- City: Martigny, Switzerland
- League: Swiss League
- Founded: 1939
- Folded: 2017
- Home arena: Patinoire du Forum d'Octodure
- Website: http://www.hcredice.ch/ (inactive)

= HC Red Ice =

HC Red Ice Martigny-Verbier-Entremont was a Swiss ice hockey club based in Martigny, Switzerland.

== History ==
HC Red Ice was founded in 2008 and issued from the fusion of HC Martigny and HC Verbier Val-de-Bagnes. The first team of HC Red Ice was a member of the Swiss League's National League B.

After only three years, HC Red Ice has been involved in the regional final for (Western Switzerland) three times, winning two of them (in 2010 and 2011). During the 2010–2011, HC Red Ice won all 22 matches of the regular league championship before the play-offs phase.
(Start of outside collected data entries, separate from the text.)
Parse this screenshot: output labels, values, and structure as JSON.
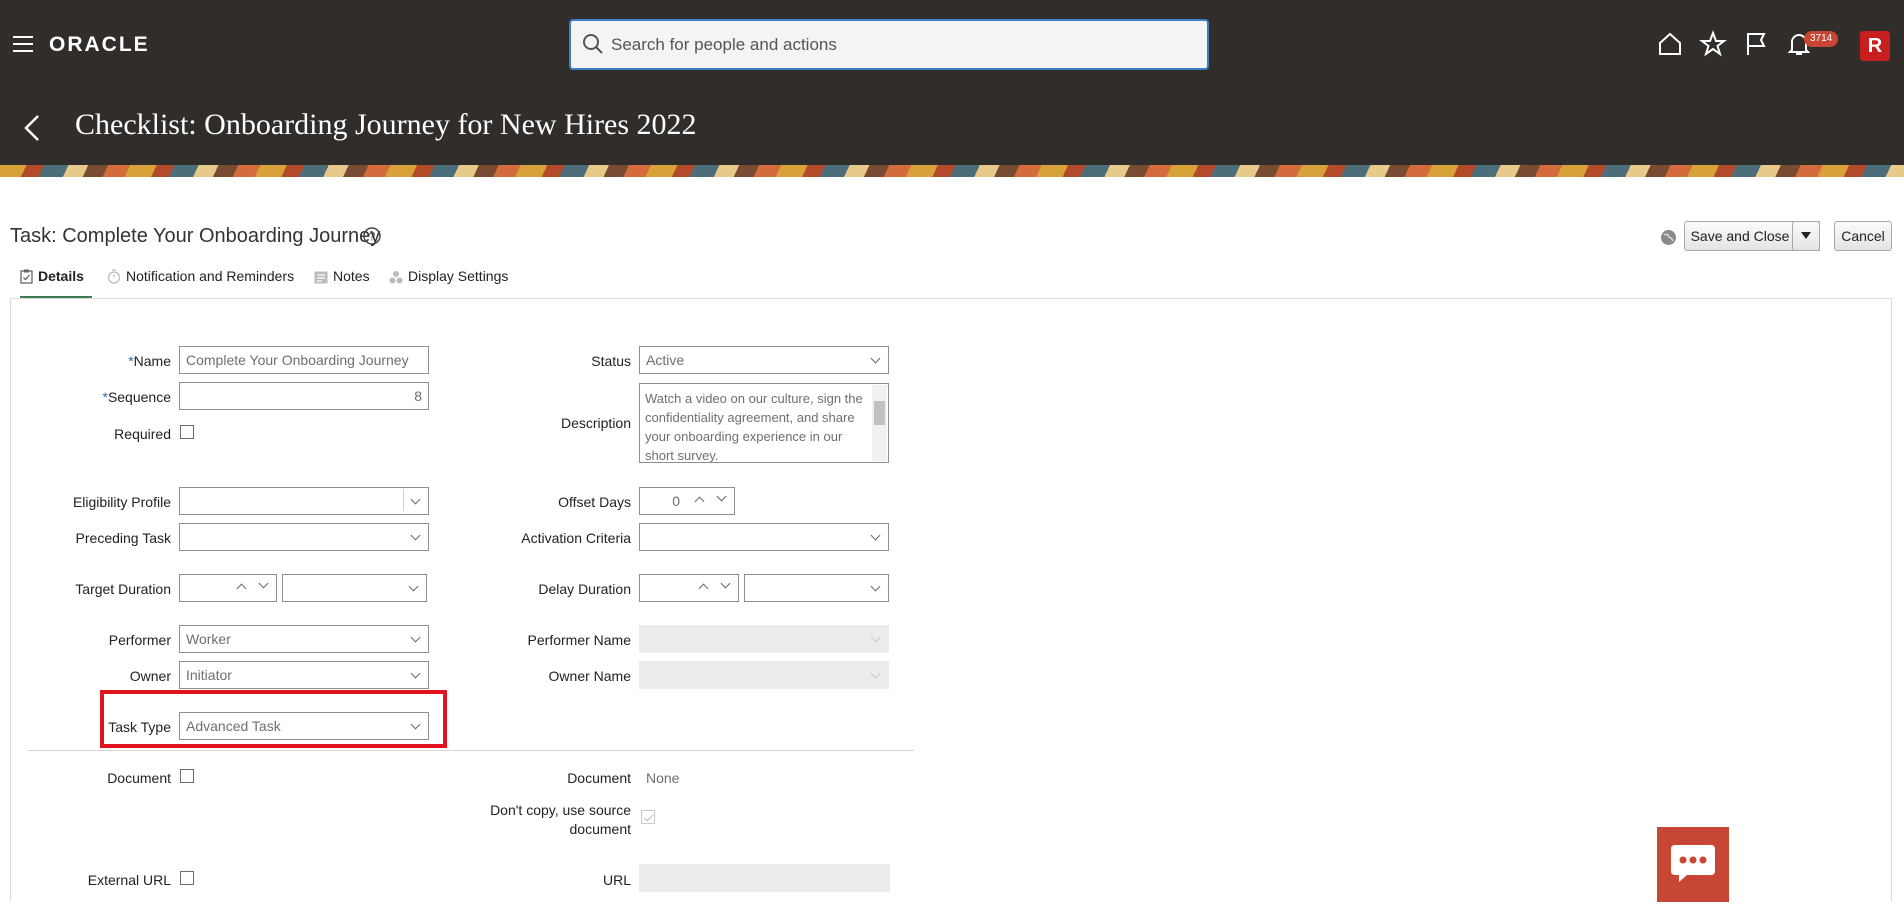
{
  "header": {
    "logo": "ORACLE",
    "search_placeholder": "Search for people and actions",
    "notification_count": "3714",
    "page_title": "Checklist: Onboarding Journey for New Hires 2022"
  },
  "task": {
    "title": "Task: Complete Your Onboarding Journey",
    "save_label": "Save and Close",
    "cancel_label": "Cancel"
  },
  "tabs": [
    {
      "label": "Details",
      "active": true
    },
    {
      "label": "Notification and Reminders",
      "active": false
    },
    {
      "label": "Notes",
      "active": false
    },
    {
      "label": "Display Settings",
      "active": false
    }
  ],
  "form": {
    "name": {
      "label": "Name",
      "required": "*",
      "value": "Complete Your Onboarding Journey"
    },
    "sequence": {
      "label": "Sequence",
      "required": "*",
      "value": "8"
    },
    "required": {
      "label": "Required"
    },
    "status": {
      "label": "Status",
      "value": "Active"
    },
    "description": {
      "label": "Description",
      "value": "Watch a video on our culture, sign the confidentiality agreement, and share your onboarding experience in our short survey."
    },
    "eligibility_profile": {
      "label": "Eligibility Profile",
      "value": ""
    },
    "preceding_task": {
      "label": "Preceding Task",
      "value": ""
    },
    "offset_days": {
      "label": "Offset Days",
      "value": "0"
    },
    "activation_criteria": {
      "label": "Activation Criteria",
      "value": ""
    },
    "target_duration": {
      "label": "Target Duration",
      "value": "",
      "unit": ""
    },
    "delay_duration": {
      "label": "Delay Duration",
      "value": "",
      "unit": ""
    },
    "performer": {
      "label": "Performer",
      "value": "Worker"
    },
    "owner": {
      "label": "Owner",
      "value": "Initiator"
    },
    "performer_name": {
      "label": "Performer Name",
      "value": ""
    },
    "owner_name": {
      "label": "Owner Name",
      "value": ""
    },
    "task_type": {
      "label": "Task Type",
      "value": "Advanced Task"
    },
    "document_check": {
      "label": "Document"
    },
    "document_value": {
      "label": "Document",
      "value": "None"
    },
    "dont_copy": {
      "label_line1": "Don't copy, use source",
      "label_line2": "document"
    },
    "external_url": {
      "label": "External URL"
    },
    "url": {
      "label": "URL",
      "value": ""
    }
  },
  "colors": {
    "accent": "#3b7ec6",
    "highlight": "#e0141e",
    "brand": "#c74634",
    "bar": "#312d2a"
  }
}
== Relegation and promotion ==
- 1956–74: National League B
- 1983–87: Swiss Division 1 (Promoted)
- 1987–99: National League B (Relegated due to financial reasons)
- 1999–2005: Swiss Division 1 (Promoted)
- 2005–08: National League B (Relegated due to financial reasons)
- 2008–12: Swiss Division 1 (Promoted)
- 2012–17: National League B
- 2017–present: currently inactive. Team filed for bankruptcy on June 14, 2017.